Ранд уставился на значки, качая головой:
— Что бы я ни выбрал, я могу убить нас всех.
— Ты не желаешь идти на такой риск? Ради Рога Валир? Ради Мэта?
— А почему вы так хотите этого? Я даже не знаю, сумею ли что-то сделать. Это... это получается не каждый раз, как я пытаюсь. — Он знал, что ближе никто не подходил, но все равно оглянулся. Все ждали, неплотным кольцом оцепив Камень, смотрели, но достаточно далеко, чтобы не услышать. — Иногда саидин просто рядом. Я могу чувствовать ее, но дотронуться до нее — все равно что до луны тянуться. И даже если все сработает, вдруг я перенесу нас куда-то туда, где мы и дышать-то не сможем? Что в этом будет хорошего для Мэта? Или для Рога?

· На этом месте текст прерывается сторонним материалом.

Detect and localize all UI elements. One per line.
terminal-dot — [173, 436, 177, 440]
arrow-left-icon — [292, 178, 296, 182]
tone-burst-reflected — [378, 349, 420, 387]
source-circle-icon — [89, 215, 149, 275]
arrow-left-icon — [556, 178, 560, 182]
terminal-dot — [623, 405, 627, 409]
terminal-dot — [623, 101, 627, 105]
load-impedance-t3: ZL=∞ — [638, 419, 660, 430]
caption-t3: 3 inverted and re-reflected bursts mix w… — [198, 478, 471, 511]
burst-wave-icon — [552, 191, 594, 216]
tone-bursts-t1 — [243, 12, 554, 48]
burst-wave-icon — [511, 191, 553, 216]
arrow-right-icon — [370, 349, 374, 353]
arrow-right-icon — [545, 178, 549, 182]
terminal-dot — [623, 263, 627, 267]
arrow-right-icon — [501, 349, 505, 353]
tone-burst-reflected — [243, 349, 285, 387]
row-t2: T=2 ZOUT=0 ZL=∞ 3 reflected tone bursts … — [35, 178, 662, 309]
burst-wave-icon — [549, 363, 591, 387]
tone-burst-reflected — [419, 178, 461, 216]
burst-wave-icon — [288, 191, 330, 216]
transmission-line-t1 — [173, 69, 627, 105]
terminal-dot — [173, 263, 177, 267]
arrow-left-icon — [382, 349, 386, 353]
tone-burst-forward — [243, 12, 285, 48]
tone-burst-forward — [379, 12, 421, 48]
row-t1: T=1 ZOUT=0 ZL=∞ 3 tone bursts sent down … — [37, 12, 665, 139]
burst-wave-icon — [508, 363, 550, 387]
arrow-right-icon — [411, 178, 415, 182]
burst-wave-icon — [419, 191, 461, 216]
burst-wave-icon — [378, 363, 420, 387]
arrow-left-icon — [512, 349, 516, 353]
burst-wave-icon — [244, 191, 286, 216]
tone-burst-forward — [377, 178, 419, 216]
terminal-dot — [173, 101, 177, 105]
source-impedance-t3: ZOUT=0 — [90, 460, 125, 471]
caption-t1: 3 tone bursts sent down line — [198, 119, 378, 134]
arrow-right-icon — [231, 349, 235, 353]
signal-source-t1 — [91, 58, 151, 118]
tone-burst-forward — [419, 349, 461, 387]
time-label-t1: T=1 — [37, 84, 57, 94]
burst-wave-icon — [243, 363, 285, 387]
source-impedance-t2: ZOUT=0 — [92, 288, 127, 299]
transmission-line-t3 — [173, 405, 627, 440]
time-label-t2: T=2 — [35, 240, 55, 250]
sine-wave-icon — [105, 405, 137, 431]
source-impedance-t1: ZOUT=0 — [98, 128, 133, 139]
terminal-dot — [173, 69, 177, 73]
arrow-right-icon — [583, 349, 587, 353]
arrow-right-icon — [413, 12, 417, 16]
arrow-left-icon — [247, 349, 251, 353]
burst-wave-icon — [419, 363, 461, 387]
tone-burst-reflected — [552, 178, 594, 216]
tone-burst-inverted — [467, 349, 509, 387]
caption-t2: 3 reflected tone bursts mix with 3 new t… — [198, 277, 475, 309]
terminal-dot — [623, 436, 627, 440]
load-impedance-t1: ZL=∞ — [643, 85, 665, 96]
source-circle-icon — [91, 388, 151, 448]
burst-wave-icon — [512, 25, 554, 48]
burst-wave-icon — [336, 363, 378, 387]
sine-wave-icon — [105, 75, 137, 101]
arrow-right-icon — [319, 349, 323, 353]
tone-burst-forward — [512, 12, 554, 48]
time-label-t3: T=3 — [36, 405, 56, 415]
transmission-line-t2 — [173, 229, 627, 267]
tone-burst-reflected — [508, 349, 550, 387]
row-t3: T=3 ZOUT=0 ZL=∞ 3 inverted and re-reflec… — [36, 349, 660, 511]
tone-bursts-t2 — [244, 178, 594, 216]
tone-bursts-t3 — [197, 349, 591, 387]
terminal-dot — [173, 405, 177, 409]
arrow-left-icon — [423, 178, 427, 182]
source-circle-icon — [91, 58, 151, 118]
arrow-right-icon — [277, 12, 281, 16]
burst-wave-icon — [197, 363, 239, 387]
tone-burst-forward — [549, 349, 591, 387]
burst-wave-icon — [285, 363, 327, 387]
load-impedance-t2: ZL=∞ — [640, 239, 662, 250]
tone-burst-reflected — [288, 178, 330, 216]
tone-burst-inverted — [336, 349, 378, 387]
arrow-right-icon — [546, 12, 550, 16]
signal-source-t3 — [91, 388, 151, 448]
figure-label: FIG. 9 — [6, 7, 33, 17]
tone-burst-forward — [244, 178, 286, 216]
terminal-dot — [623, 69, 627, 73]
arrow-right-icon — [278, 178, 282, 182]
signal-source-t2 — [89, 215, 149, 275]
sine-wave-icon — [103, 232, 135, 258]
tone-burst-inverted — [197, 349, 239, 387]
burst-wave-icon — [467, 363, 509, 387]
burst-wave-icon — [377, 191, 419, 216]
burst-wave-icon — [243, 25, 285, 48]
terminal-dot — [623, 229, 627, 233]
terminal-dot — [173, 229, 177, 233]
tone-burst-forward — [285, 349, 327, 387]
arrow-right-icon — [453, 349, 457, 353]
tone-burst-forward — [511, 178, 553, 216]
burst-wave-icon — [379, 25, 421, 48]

— Ты — Возрожденный Дракон, — тихо произнесла она. — О, умереть ты можешь, но не думаю, чтобы Узор позволил тебе погибнуть, пока плетение с тобой не кончено. С другой стороны. Тень лежит ныне на Узоре, и кто скажет, как она влияет на плетение? Все, что ты можешь, — следовать своей судьбе.
— Я — Ранд ал'Тор, — прорычал он. — Никакой я не Возрожденный Дракон. Я не буду Лжедраконом!
— Ты тот, кто ты есть. Будешь выбирать или стоять тут столбом, пока твой друг умирает?
Ранд услышал скрежет собственных зубов и заставил себя разжать челюсти. Что бы символы ни значили для него, они могли с тем же успехом быть совершенно одинаковыми. Надпись вполне могла быть отпечатком цыплячьих лапок. Наконец Ранд остановил выбор на том знаке, где стрелка указывала влево, потому что направлена она была в сторону Мыса Томан. Стрелка в этом символе пронзала окружность, она вырывалась на волю, как того хотел он сам. Ранд едва сдержал смех. Исход зависит от таких незначительных вещей, а на кону в этой игре стоят все их жизни.
— Подойдите ближе, — обратилась Верин к остальным. — Будет лучше, если вы станете поближе. — Они подчинились, лишь на миг заколебавшись.
— Пора начинать, — сказала она, когда отряд собрался вокруг Камня.
Отбросив плащ за спину, Верин приложила ладони к колонне, но Ранд видел, как она следит за ним уголком глаза. Он слышал нервные покашливания и перешептывания солдат вокруг Камня, Уно выругал кого-то замешкавшегося, вяло пошутил Мэт, громко вздохнул Лойал. И Ранд призвал пустоту.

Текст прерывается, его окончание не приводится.